The search system
The search system is a simple server side application of three components;
All of these components are designed to work solely on the server machine.
The catalogue tool is responsible for generating the search database file. It runs from the command line on the server, but the CMS described previously has the capacity to securely invoke batch files that run on the server, through it's client application. Such batch files are easily configured to use the catalogue tool, and both generate and update the search database.
The console tool is a very simple debugging facility. It merely allows the user the ability to read, and particularly search, the database without the need to access the database through a web page. In normal circumstances it does not need to be used. It can be useful at the early stages of setting up a website, to determine the sort of information one naturally finds in the search database, that may or may not actually be required. Clearly with such a dynamic capability one can tailor ones templates to refine the information that is actually catalogued.
The search tool is an IIS ISAPI module which is capable of reading the search database. It performs search on the basis of a simple CGI query that one might submit in the form of an HTTP Get or Post operation, using an HTML form. It has it's own very simple templating scheme which allows the detail of a search response page header/footer to be described. The search module is directly responsible for formatting search output. The search module loads the search database when it is first called, and subsequently uses this database for any future searches. There is a loose link provided between the catalogue and search tools. This merely provides a scheme where the search tool can be forced to reload it's database under the instruction of the catalogue tool, where perhaps the search database has been updated.
The database file is a privately defined format.

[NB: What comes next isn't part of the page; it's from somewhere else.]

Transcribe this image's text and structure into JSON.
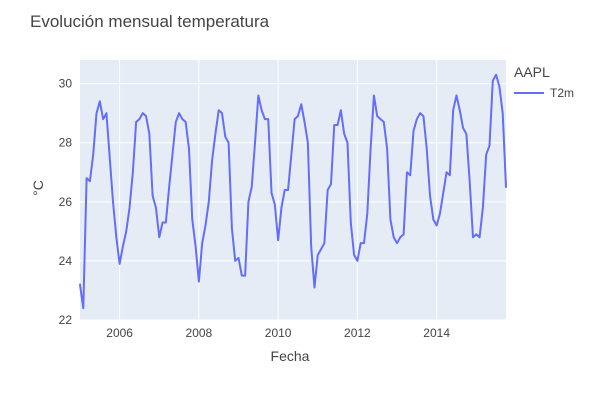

It is generated by the catalogue tool, and operates on the basis of an initial URL. When invoked the catalogue tool will access the internet and retrieve the page presented at that URL. The search tool will then parse that page and separate out both the links and the text information of that page.

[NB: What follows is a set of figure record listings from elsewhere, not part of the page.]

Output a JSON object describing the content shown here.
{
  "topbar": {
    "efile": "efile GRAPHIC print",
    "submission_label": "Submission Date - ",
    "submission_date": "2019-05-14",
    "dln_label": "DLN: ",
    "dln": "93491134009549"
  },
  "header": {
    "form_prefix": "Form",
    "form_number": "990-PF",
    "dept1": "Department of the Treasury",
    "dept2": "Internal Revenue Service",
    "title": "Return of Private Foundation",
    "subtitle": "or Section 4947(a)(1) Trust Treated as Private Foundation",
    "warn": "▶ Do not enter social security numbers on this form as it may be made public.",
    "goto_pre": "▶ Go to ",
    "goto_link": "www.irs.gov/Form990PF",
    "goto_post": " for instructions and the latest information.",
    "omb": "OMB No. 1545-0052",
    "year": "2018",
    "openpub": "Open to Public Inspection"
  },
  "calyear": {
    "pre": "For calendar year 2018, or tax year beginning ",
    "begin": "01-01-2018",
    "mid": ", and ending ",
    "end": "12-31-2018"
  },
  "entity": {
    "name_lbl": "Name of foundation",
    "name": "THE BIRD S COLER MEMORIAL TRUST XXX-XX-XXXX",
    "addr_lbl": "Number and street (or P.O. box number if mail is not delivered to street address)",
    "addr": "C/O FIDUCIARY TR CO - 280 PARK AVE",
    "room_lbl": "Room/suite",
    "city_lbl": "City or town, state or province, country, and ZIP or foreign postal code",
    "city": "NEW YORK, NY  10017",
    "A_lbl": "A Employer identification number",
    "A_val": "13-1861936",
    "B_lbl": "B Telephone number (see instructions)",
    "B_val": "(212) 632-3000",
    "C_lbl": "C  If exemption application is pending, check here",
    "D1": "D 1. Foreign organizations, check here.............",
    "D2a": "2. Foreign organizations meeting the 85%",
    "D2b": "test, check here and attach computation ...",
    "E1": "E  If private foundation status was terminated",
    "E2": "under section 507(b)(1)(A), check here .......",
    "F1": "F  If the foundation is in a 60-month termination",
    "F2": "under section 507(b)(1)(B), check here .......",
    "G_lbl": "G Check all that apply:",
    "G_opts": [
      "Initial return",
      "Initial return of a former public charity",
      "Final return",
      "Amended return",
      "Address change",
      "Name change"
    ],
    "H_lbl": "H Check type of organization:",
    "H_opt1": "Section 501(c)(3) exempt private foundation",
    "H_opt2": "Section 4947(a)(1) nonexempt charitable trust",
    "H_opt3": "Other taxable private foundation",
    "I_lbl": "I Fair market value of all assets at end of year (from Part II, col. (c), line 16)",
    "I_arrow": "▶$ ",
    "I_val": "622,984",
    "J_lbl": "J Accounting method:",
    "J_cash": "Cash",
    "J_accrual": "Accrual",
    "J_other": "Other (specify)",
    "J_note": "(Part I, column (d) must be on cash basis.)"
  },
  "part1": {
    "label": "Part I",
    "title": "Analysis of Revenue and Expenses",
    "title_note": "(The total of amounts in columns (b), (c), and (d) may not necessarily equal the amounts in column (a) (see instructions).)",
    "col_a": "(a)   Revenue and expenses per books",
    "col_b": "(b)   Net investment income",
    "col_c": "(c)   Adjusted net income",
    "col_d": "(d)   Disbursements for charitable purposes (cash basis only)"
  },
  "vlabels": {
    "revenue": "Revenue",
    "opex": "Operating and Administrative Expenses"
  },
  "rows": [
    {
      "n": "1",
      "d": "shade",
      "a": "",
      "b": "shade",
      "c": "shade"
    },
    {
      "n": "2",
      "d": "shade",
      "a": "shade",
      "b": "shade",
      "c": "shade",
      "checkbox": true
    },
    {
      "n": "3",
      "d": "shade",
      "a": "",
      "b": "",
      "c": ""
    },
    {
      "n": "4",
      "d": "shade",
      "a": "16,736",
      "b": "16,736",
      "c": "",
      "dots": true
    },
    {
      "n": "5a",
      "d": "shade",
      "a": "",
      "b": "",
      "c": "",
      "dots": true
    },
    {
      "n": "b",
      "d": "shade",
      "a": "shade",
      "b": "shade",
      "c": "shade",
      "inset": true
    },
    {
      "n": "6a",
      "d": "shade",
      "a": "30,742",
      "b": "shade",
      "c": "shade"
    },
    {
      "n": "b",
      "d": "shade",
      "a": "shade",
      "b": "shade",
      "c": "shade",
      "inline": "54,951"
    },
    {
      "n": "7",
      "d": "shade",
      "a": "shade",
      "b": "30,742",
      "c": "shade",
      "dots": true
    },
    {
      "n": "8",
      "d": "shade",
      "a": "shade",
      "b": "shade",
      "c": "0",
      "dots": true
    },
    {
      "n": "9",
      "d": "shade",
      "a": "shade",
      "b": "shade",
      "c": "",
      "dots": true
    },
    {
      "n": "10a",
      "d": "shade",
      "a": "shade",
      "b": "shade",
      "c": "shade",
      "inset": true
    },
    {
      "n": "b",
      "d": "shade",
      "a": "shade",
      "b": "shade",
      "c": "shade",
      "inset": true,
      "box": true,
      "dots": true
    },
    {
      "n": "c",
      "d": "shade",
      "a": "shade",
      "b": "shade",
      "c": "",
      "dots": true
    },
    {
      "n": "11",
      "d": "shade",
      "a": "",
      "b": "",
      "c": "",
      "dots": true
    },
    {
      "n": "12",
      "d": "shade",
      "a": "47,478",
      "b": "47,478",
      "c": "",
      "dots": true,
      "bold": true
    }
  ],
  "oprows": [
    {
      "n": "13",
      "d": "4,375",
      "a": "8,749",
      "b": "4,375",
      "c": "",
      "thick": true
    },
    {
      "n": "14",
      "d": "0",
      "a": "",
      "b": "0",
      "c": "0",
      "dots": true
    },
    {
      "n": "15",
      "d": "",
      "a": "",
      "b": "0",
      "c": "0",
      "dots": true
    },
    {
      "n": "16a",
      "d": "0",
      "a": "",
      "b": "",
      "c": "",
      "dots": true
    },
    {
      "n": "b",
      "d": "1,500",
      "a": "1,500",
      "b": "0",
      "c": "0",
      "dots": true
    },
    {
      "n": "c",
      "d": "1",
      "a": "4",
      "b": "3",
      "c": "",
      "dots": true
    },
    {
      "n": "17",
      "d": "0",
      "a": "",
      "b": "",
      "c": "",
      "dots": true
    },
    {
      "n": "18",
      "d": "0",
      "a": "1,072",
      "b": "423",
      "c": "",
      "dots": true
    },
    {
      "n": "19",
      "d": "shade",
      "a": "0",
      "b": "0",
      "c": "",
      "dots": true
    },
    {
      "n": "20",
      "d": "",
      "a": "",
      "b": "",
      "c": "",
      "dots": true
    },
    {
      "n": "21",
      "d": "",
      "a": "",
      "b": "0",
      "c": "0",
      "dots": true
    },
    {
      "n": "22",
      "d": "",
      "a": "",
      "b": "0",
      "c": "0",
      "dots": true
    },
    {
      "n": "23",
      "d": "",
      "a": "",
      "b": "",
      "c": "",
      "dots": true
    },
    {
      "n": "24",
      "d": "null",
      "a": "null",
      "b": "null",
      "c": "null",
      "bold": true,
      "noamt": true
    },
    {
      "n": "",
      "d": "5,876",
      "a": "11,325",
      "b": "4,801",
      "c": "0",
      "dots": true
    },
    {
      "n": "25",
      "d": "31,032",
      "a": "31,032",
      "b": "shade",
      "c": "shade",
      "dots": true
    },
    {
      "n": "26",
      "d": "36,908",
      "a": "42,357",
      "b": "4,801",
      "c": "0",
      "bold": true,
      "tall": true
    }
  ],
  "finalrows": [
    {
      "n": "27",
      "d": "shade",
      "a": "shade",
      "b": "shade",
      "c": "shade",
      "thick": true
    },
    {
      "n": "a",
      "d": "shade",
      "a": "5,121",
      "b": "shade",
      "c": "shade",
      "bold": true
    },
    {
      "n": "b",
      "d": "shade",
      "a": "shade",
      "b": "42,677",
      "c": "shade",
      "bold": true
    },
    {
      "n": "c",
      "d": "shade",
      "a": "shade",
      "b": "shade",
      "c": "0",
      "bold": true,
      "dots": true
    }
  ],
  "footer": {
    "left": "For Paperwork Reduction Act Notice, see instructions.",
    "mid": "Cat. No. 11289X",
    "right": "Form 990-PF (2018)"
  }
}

Some links like those of image data are discarded and others like links to different pages or referenced text information are retained.
The text information from a page is built into a digest, and then scanned such that each word is placed into a dictionary within the database. Each dictionary entry links to each of the page digests that were used to define it. The digest is compressed using a private compression algorithm, similar to the popular LZW. The compressed digest is added to the database along with the dictionary.
Finally each of the extracted links from the page is tested, and processed in similar way. The catalogue tool is not capable of indexing the whole of the internet, although it would try if it was allowed to. For this reason the tool takes instructions, at invokation, on single URL components to avoid and also URL components that must be present to allow cataloguing to take place. A mechanism is provided to strip session information from URLs that are parsed. In addition it is possible to place comments with specific guide text into any page that the cataloguing tool will exclude from any digest or list of links.
When a search query is made, the database dictionary is queried for matches from the query string, and then a probabalistic approach to sorting and truncating search hits is used. Once this list of results is formed, the associated digests are extracted from the database and decompressed. The digest is inspected for the word positions of each of it's query string matches, and again a probabalistic approach is used to trim the digest to the most appropriate section for display. Once all of this information is gathered the results section of the search page is formatted, and the headers and footers appended.
|